Proactive customer service is delivering what customers need before they know they need it. It's going (at least!) one step further than what the customer would expect, providing help, advice, or education to assist customers before they make a request or complain.
Here's an example most people have experienced: You try to use your credit card at the grocery store, and it gets declined. Why? Because your credit card company spotted some fraudulent activity and proactively froze your account.
That’s pretty good service. Before you even noticed that your card was compromised, the card company helped you out. It would have been much worse if you had found the issue yourself and had to prove that there had been fraudulent activity to get your money back.
That's good, but here's one step further: Rather than waiting for the customer to initiate a transaction and have their card declined (and possibly causing an embarrassing situation), many companies alert the customer via text, app alerts, or calls that an issue exists with their card. The customer can then resolve the through a response inside the app or with a text — or initiate a call if the situation requires a more complex resolution.
That's proactive customer service: going one step further to help the customer before they knew they even needed help.
But proactive customer service is not limited to digital solutions. The best examples actually bring humanity into the experience because that’s what our customers are — humans.
Proactive vs. reactive customer service
The difference between proactive and reactive customer service is all in the timing. With reactive support, customer service traditionally waits to receive a request from a customer who needs something. The agent then replies to the customer with the necessary information, and the request is closed.
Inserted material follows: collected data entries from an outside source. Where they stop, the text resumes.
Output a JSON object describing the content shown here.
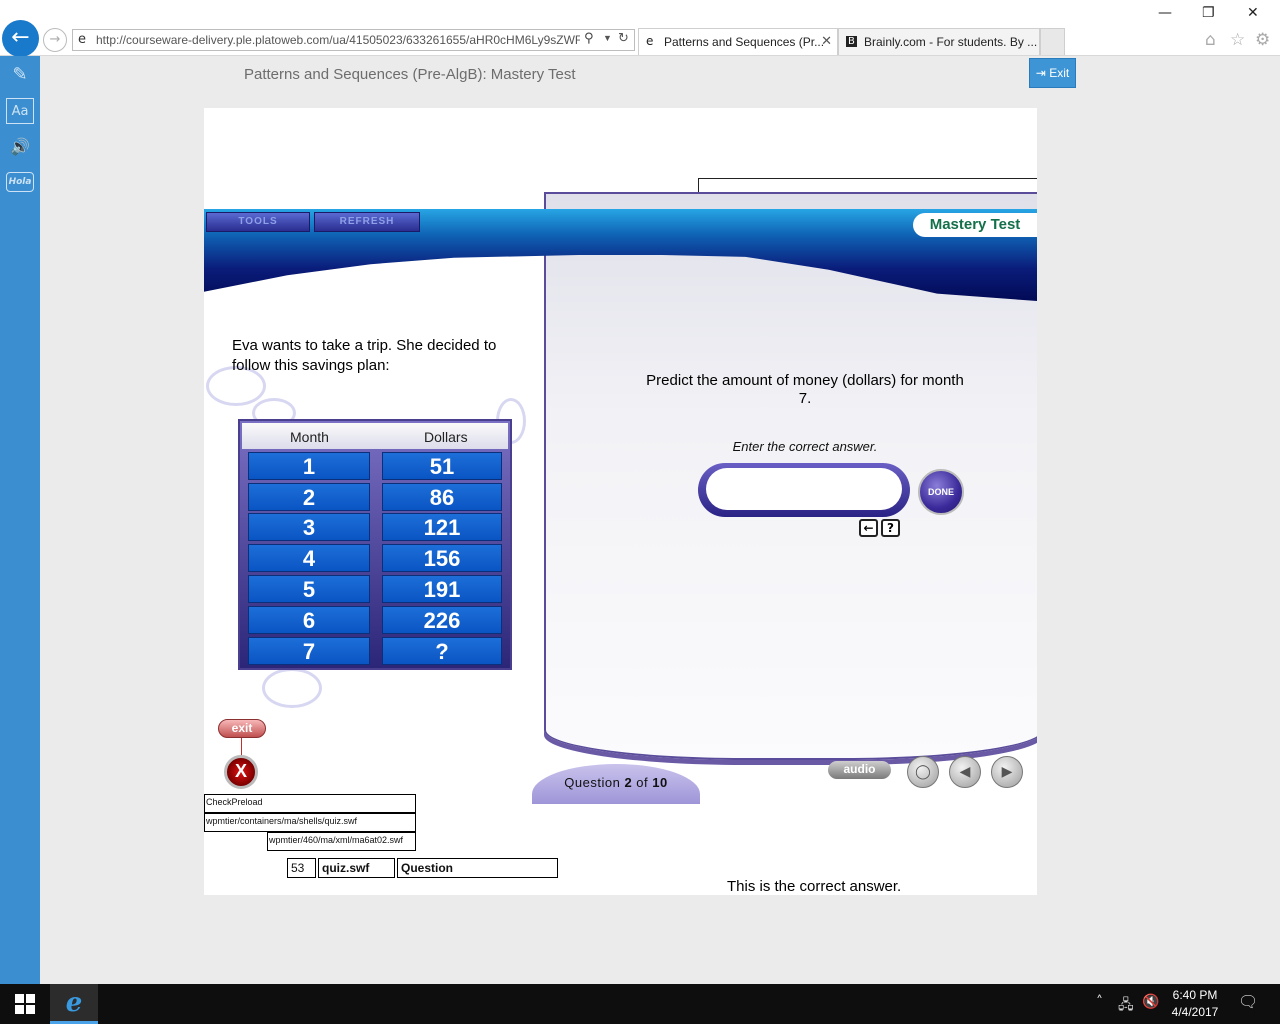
{
  "browser": {
    "url": "http://courseware-delivery.ple.platoweb.com/ua/41505023/633261655/aHR0cHM6Ly9sZWFj",
    "tabs": [
      {
        "label": "Patterns and Sequences (Pr...",
        "close": "✕"
      },
      {
        "label": "Brainly.com - For students. By ...",
        "icon": "B"
      }
    ],
    "window_controls": {
      "minimize": "—",
      "restore": "❐",
      "close": "✕"
    }
  },
  "header": {
    "title": "Patterns and Sequences (Pre-AlgB): Mastery Test",
    "exit_label": "Exit"
  },
  "sidebar": {
    "items": [
      {
        "icon": "notes-icon",
        "glyph": "✎"
      },
      {
        "icon": "dictionary-icon",
        "glyph": "Aa"
      },
      {
        "icon": "read-aloud-icon",
        "glyph": "🔊"
      },
      {
        "icon": "hola-translate-icon",
        "glyph": "Hola"
      }
    ]
  },
  "activity": {
    "tools_label": "TOOLS",
    "refresh_label": "REFRESH",
    "badge": "Mastery Test",
    "problem_text": "Eva wants to take a trip.  She decided to follow this savings plan:",
    "table": {
      "headers": [
        "Month",
        "Dollars"
      ],
      "rows": [
        [
          "1",
          "51"
        ],
        [
          "2",
          "86"
        ],
        [
          "3",
          "121"
        ],
        [
          "4",
          "156"
        ],
        [
          "5",
          "191"
        ],
        [
          "6",
          "226"
        ],
        [
          "7",
          "?"
        ]
      ]
    },
    "question": "Predict the amount of money (dollars) for month 7.",
    "instruction": "Enter the correct answer.",
    "answer_value": "",
    "done_label": "DONE",
    "backspace_label": "←",
    "help_label": "?",
    "exit_label": "exit",
    "exit_x": "X",
    "question_word": "Question",
    "question_number": "2",
    "of_word": "of",
    "question_total": "10",
    "audio_label": "audio",
    "feedback": "This is the correct answer."
  },
  "debug": {
    "line1": "CheckPreload",
    "line2": "wpmtier/containers/ma/shells/quiz.swf",
    "line3": "wpmtier/460/ma/xml/ma6at02.swf",
    "num": "53",
    "file": "quiz.swf",
    "type": "Question"
  },
  "taskbar": {
    "time": "6:40 PM",
    "date": "4/4/2017"
  },
  "colors": {
    "sidebar": "#3b8fd0",
    "exit_button": "#3d95d6",
    "table_cell": "#1d6fd8",
    "mastery_text": "#14704a"
  }
}
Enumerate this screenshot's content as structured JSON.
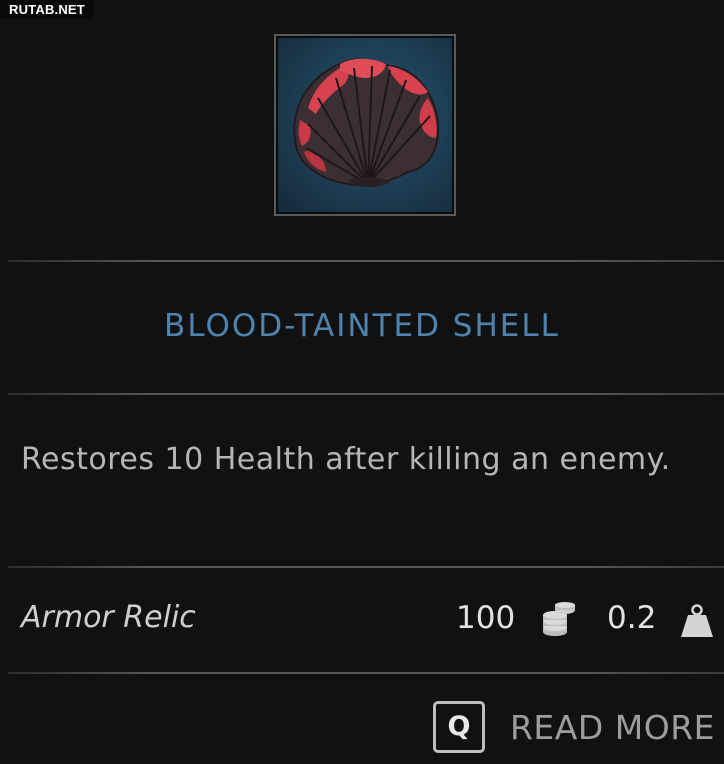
{
  "watermark": "RUTAB.NET",
  "item": {
    "icon": "scallop-shell-icon",
    "name": "BLOOD-TAINTED SHELL",
    "description": "Restores 10 Health after killing an enemy.",
    "type": "Armor Relic",
    "gold": "100",
    "gold_icon": "coin-stack-icon",
    "weight": "0.2",
    "weight_icon": "weight-icon"
  },
  "footer": {
    "key": "Q",
    "read_more_label": "READ MORE"
  },
  "colors": {
    "background": "#111111",
    "title": "#4f83ad",
    "icon_background": "#1f4259",
    "shell_red": "#d8424e"
  }
}
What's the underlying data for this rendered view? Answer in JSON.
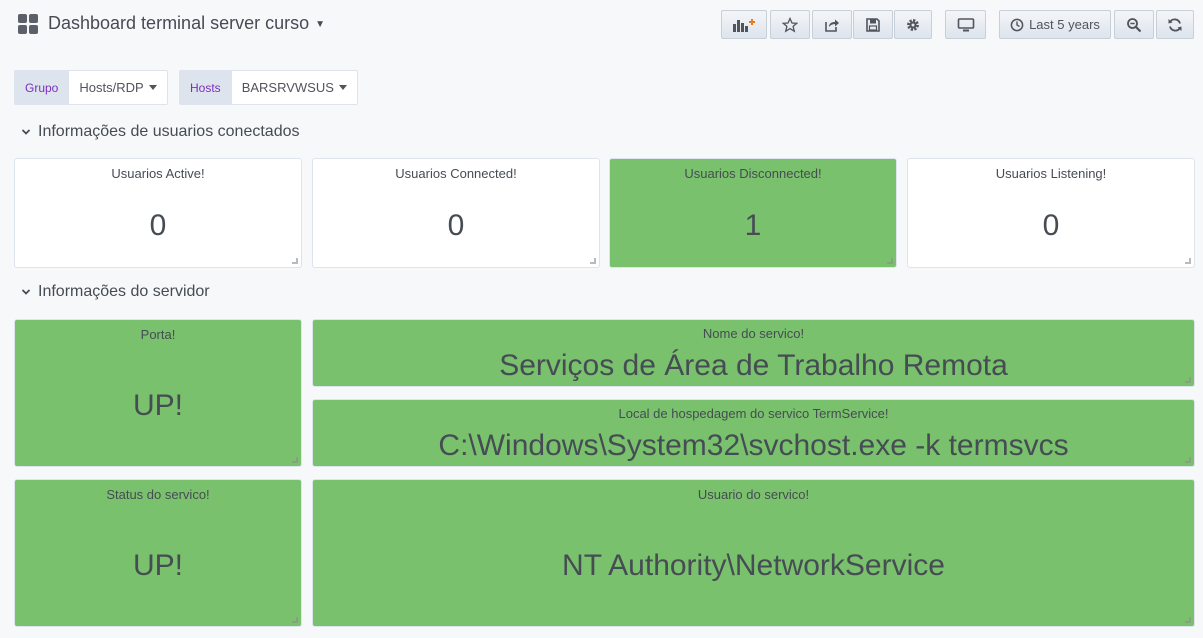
{
  "header": {
    "title": "Dashboard terminal server curso",
    "time_range": "Last 5 years",
    "icons": [
      "add-panel-icon",
      "star-icon",
      "share-icon",
      "save-icon",
      "gear-icon",
      "monitor-icon",
      "clock-icon",
      "zoom-out-icon",
      "refresh-icon"
    ]
  },
  "variables": [
    {
      "label": "Grupo",
      "value": "Hosts/RDP"
    },
    {
      "label": "Hosts",
      "value": "BARSRVWSUS"
    }
  ],
  "rows": [
    {
      "title": "Informações de usuarios conectados"
    },
    {
      "title": "Informações do servidor"
    }
  ],
  "panels": {
    "active": {
      "title": "Usuarios Active!",
      "value": "0"
    },
    "connected": {
      "title": "Usuarios Connected!",
      "value": "0"
    },
    "disconnected": {
      "title": "Usuarios Disconnected!",
      "value": "1"
    },
    "listening": {
      "title": "Usuarios Listening!",
      "value": "0"
    },
    "porta": {
      "title": "Porta!",
      "value": "UP!"
    },
    "nome": {
      "title": "Nome do servico!",
      "value": "Serviços de Área de Trabalho Remota"
    },
    "local": {
      "title": "Local de hospedagem do servico TermService!",
      "value": "C:\\Windows\\System32\\svchost.exe -k termsvcs"
    },
    "status": {
      "title": "Status do servico!",
      "value": "UP!"
    },
    "usuario": {
      "title": "Usuario do servico!",
      "value": "NT Authority\\NetworkService"
    }
  },
  "colors": {
    "green_threshold": "#79c16c",
    "text": "#464c54",
    "variable_label": "#7b2fbf"
  }
}
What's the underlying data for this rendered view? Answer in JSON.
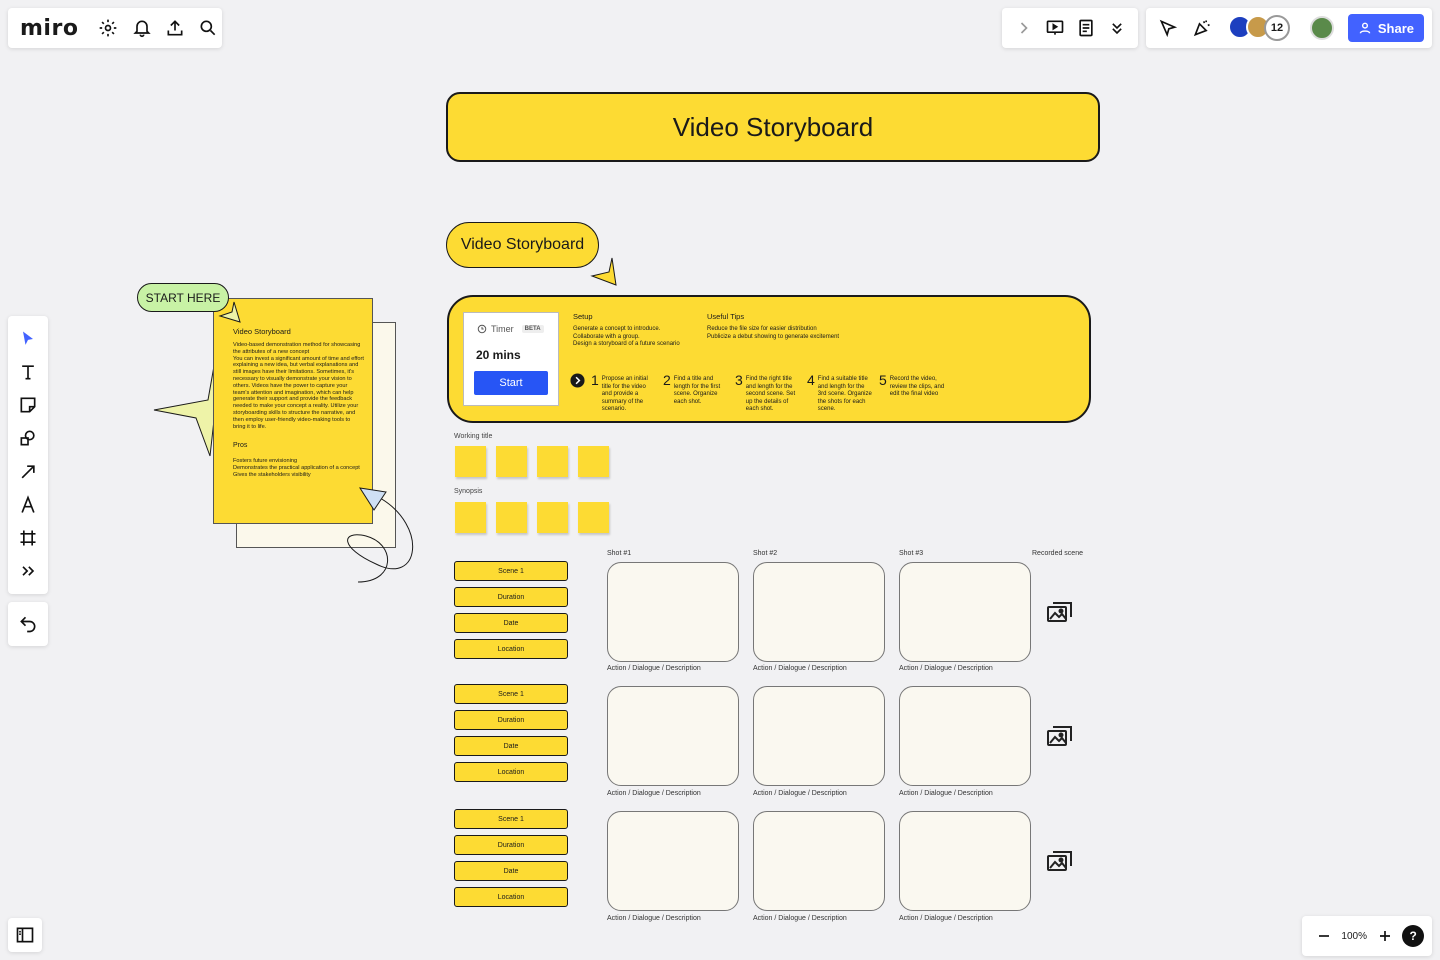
{
  "app": {
    "logo": "miro",
    "share_label": "Share",
    "collaborator_count": "12",
    "zoom_level": "100%",
    "help_label": "?"
  },
  "board": {
    "main_title": "Video Storyboard",
    "pill_title": "Video Storyboard",
    "start_here": "START HERE",
    "timer": {
      "label": "Timer",
      "badge": "BETA",
      "value": "20 mins",
      "start_label": "Start"
    },
    "setup": {
      "heading": "Setup",
      "lines": [
        "Generate a concept to introduce.",
        "Collaborate with a group.",
        "Design a storyboard of a future scenario"
      ]
    },
    "tips": {
      "heading": "Useful Tips",
      "lines": [
        "Reduce the file size for easier distribution",
        "Publicize a debut showing to generate excitement"
      ]
    },
    "steps": [
      {
        "num": "1",
        "text": "Propose an initial title for the video and provide a summary of the scenario."
      },
      {
        "num": "2",
        "text": "Find a title and length for the first scene. Organize each shot."
      },
      {
        "num": "3",
        "text": "Find the right title and length for the second scene. Set up the details of each shot."
      },
      {
        "num": "4",
        "text": "Find a suitable title and length for the 3rd scene. Organize the shots for each scene."
      },
      {
        "num": "5",
        "text": "Record the video, review the clips, and edit the final video"
      }
    ],
    "working_title_label": "Working title",
    "synopsis_label": "Synopsis",
    "shot_headers": [
      "Shot #1",
      "Shot #2",
      "Shot #3",
      "Recorded scene"
    ],
    "caption": "Action / Dialogue / Description",
    "scene_rows": [
      {
        "labels": [
          "Scene 1",
          "Duration",
          "Date",
          "Location"
        ]
      },
      {
        "labels": [
          "Scene 1",
          "Duration",
          "Date",
          "Location"
        ]
      },
      {
        "labels": [
          "Scene 1",
          "Duration",
          "Date",
          "Location"
        ]
      }
    ],
    "doc": {
      "title": "Video Storyboard",
      "body": "Video-based demonstration method for showcasing the attributes of a new concept\nYou can invest a significant amount of time and effort explaining a new idea, but verbal explanations and still images have their limitations. Sometimes, it's necessary to visually demonstrate your vision to others. Videos have the power to capture your team's attention and imagination, which can help generate their support and provide the feedback needed to make your concept a reality. Utilize your storyboarding skills to structure the narrative, and then employ user-friendly video-making tools to bring it to life.",
      "pros_heading": "Pros",
      "pros": [
        "Fosters future envisioning",
        "Demonstrates the practical application of a concept",
        "Gives the stakeholders visibility"
      ]
    }
  },
  "colors": {
    "accent_yellow": "#fddb33",
    "primary_blue": "#4262ff",
    "start_green": "#c8f2a5",
    "canvas": "#f1f1f3"
  }
}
Proactive support removes the need for a customer to contact customer service in the first place. In many cases, the customer may not even notice that there was an issue. If they do, resolution becomes much smoother for both the customer and the agent.
The benefits of proactive customer service
Proactive customer service has many benefits:
Increased efficiency. Fewer inbound customers with issues needing resolutions results in a more efficient operation. Freeing up this bandwidth allows your company to focus on the more challenging issues customers face — and also allows for more overall time to focus on preventing issues from occurring.
Increased customer loyalty. Proactive customer service shows that you care and pay attention to the details: These are two qualities that customers love to see in a business. Beyond the good brand image, solving your customer’s needs before they have to act makes their interaction with your company easier, keeping them around for longer.
Increased revenue. Adopting a needs-based approach to upselling can boost revenue by more than 30%. The support-driven growth mindset encourages agents to be proactive about understanding your customers’ needs and offering solutions at the right time.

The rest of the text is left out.